Collierville Fire Station 6 to activate Shelby County’s first Safe Haven Baby Box for newborn surrender
A new 24/7 infant surrender option is being added to a Collierville fire station
Collierville Fire & Rescue is set to place Shelby County’s first Safe Haven Baby Box into service at Fire Station 6, located at 11670 East Shelby Drive. The station opened in December 2025 and is staffed around the clock.
The device is designed to allow a newborn to be surrendered anonymously and legally, without requiring the surrendering parent to provide identifying information. The installation marks a new local access point within Tennessee’s Safe Haven framework, which permits the surrender of an unharmed infant up to 45 days old.
How the Safe Haven Baby Box is intended to work
A Safe Haven Baby Box is a secured, exterior-facing drop-off device built into a facility so that an infant can be placed inside from outside the building. Once the door is closed, an alarm system is intended to alert on-duty personnel so the baby can be retrieved promptly and receive immediate care and medical evaluation.
Under Tennessee law, a newborn may be surrendered within the age limit at designated locations, including 24-hour staffed fire stations. Collierville Fire & Rescue lists all of its fire stations as designated Safe Haven facilities, meaning infants can also be surrendered directly to on-duty staff.
Location: Collierville Fire Station 6, 11670 East Shelby Drive
Availability: 24 hours a day
Age limit under Tennessee law: up to 45 days old
Why this matters regionally
The Collierville installation is described as Shelby County’s first Safe Haven Baby Box and the Mid-South’s third such location. A separate Safe Haven Baby Box in Atoka, Tennessee, was installed in November 2024 and was used in early January 2026, when an infant was surrendered and reported to be healthy.
Supporters of baby boxes describe them as a means to reduce unsafe abandonments by providing a clearly marked, anonymous option at a facility staffed to respond quickly. At the same time, national debate around baby boxes has highlighted concerns raised by some healthcare professionals, bioethicists, and adoptee-rights advocates about medical risk in unattended surrender, limited opportunities for counseling at the moment of crisis, and potential long-term identity issues for children who may grow up with little information about their origins.

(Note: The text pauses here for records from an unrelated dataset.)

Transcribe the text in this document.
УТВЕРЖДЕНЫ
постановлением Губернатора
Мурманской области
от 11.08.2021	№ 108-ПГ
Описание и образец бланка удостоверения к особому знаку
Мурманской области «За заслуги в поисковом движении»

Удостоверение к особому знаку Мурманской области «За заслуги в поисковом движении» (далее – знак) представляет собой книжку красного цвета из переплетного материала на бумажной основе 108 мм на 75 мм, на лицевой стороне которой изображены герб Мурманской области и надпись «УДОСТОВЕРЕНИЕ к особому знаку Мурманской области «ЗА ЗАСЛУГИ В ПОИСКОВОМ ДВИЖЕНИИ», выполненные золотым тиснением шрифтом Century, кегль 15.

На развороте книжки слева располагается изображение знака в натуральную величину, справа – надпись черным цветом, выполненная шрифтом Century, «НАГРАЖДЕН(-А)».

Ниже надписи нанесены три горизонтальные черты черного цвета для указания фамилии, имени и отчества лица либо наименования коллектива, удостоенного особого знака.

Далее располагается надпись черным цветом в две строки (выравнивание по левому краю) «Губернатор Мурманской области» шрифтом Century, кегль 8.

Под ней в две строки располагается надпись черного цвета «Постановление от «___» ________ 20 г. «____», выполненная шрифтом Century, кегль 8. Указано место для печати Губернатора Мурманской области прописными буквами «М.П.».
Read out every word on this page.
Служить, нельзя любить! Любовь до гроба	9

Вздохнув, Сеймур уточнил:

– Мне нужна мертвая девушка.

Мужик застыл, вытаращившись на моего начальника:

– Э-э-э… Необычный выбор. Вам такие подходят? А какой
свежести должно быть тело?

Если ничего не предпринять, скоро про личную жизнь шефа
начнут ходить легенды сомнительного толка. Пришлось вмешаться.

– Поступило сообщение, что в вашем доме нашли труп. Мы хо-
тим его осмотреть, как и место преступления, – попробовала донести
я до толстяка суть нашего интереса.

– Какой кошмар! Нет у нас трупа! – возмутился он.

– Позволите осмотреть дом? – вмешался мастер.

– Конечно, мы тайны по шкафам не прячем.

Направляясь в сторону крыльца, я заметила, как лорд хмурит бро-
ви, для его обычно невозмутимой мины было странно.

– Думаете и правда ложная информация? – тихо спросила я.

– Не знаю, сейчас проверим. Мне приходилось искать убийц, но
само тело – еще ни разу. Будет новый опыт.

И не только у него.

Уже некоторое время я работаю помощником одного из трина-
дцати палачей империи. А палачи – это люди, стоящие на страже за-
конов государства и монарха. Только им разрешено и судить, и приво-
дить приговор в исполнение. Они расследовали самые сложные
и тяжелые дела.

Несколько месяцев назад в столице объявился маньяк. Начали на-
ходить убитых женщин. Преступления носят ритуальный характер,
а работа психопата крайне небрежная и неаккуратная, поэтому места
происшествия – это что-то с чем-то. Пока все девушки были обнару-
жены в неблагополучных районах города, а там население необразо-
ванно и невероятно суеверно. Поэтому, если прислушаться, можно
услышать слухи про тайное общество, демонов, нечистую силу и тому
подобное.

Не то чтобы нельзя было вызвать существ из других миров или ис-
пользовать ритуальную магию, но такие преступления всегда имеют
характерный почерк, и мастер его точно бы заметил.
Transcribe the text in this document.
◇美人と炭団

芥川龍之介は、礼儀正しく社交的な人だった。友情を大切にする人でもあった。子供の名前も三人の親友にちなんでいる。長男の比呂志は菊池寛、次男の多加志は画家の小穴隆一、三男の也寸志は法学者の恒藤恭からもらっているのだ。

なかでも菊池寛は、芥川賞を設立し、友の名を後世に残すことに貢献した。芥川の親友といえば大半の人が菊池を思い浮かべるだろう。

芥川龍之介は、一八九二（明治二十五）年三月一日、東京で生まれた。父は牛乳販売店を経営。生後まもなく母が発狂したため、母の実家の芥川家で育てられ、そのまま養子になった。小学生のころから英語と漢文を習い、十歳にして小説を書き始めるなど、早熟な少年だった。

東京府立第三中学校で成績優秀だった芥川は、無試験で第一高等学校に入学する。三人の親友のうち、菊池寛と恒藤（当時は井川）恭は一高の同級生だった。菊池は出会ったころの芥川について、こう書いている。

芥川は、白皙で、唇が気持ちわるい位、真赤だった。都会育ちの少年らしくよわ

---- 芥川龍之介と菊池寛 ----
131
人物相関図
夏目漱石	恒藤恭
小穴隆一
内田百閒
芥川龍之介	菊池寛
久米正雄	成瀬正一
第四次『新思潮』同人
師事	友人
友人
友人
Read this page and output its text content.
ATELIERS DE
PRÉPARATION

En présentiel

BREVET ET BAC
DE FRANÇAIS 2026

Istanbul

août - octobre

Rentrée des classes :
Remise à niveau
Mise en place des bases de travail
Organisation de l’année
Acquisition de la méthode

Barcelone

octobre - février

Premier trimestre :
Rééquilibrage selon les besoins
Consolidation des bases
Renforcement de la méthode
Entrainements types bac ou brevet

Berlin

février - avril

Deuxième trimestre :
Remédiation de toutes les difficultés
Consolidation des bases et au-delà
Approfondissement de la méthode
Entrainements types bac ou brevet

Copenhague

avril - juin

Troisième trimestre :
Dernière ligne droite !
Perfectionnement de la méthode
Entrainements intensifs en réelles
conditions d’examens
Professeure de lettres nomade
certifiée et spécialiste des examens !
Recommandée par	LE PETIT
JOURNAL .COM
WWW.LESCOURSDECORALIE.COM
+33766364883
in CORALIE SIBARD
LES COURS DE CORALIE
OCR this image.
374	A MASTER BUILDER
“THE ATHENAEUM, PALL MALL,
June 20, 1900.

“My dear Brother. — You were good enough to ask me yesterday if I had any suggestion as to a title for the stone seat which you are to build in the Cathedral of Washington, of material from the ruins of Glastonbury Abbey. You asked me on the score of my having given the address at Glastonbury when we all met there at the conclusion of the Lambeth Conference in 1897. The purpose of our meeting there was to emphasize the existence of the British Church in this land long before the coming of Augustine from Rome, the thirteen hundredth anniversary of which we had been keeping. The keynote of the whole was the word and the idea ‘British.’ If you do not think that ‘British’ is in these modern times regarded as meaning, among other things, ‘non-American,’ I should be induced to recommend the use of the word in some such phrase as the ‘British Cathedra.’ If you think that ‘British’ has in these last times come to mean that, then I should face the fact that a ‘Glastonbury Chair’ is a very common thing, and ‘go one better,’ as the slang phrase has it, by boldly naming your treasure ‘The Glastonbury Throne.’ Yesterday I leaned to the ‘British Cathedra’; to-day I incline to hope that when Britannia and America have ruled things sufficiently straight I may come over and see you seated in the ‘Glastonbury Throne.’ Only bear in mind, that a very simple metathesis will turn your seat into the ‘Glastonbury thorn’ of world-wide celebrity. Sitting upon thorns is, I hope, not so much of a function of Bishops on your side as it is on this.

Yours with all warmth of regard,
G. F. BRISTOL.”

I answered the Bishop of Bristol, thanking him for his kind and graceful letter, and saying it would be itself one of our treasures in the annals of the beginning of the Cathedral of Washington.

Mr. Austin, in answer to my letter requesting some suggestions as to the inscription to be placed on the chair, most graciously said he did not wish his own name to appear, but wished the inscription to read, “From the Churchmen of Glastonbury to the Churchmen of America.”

Tennessee’s Safe Haven law provides a legal pathway to surrender an unharmed newborn within 45 days of birth at designated facilities, including 24-hour staffed fire stations.
Public awareness and the legal landscape
Tennessee’s Safe Haven law was enacted in 2001 and has been updated over time, including a 2025 update that reflects the current 45-day surrender window. Separate legislation approved by the Tennessee General Assembly in 2025 requires public and charter high schools serving grades 9–12 to educate students about the Safe Haven law, with guidelines and materials to be distributed before the 2026–27 school year.
Local officials emphasize that Safe Haven options exist alongside other pathways for parents in crisis, including medical care, social services, and adoption-related processes. The new Collierville device expands the county’s immediate, 24/7 access to anonymous surrender at a fire station location.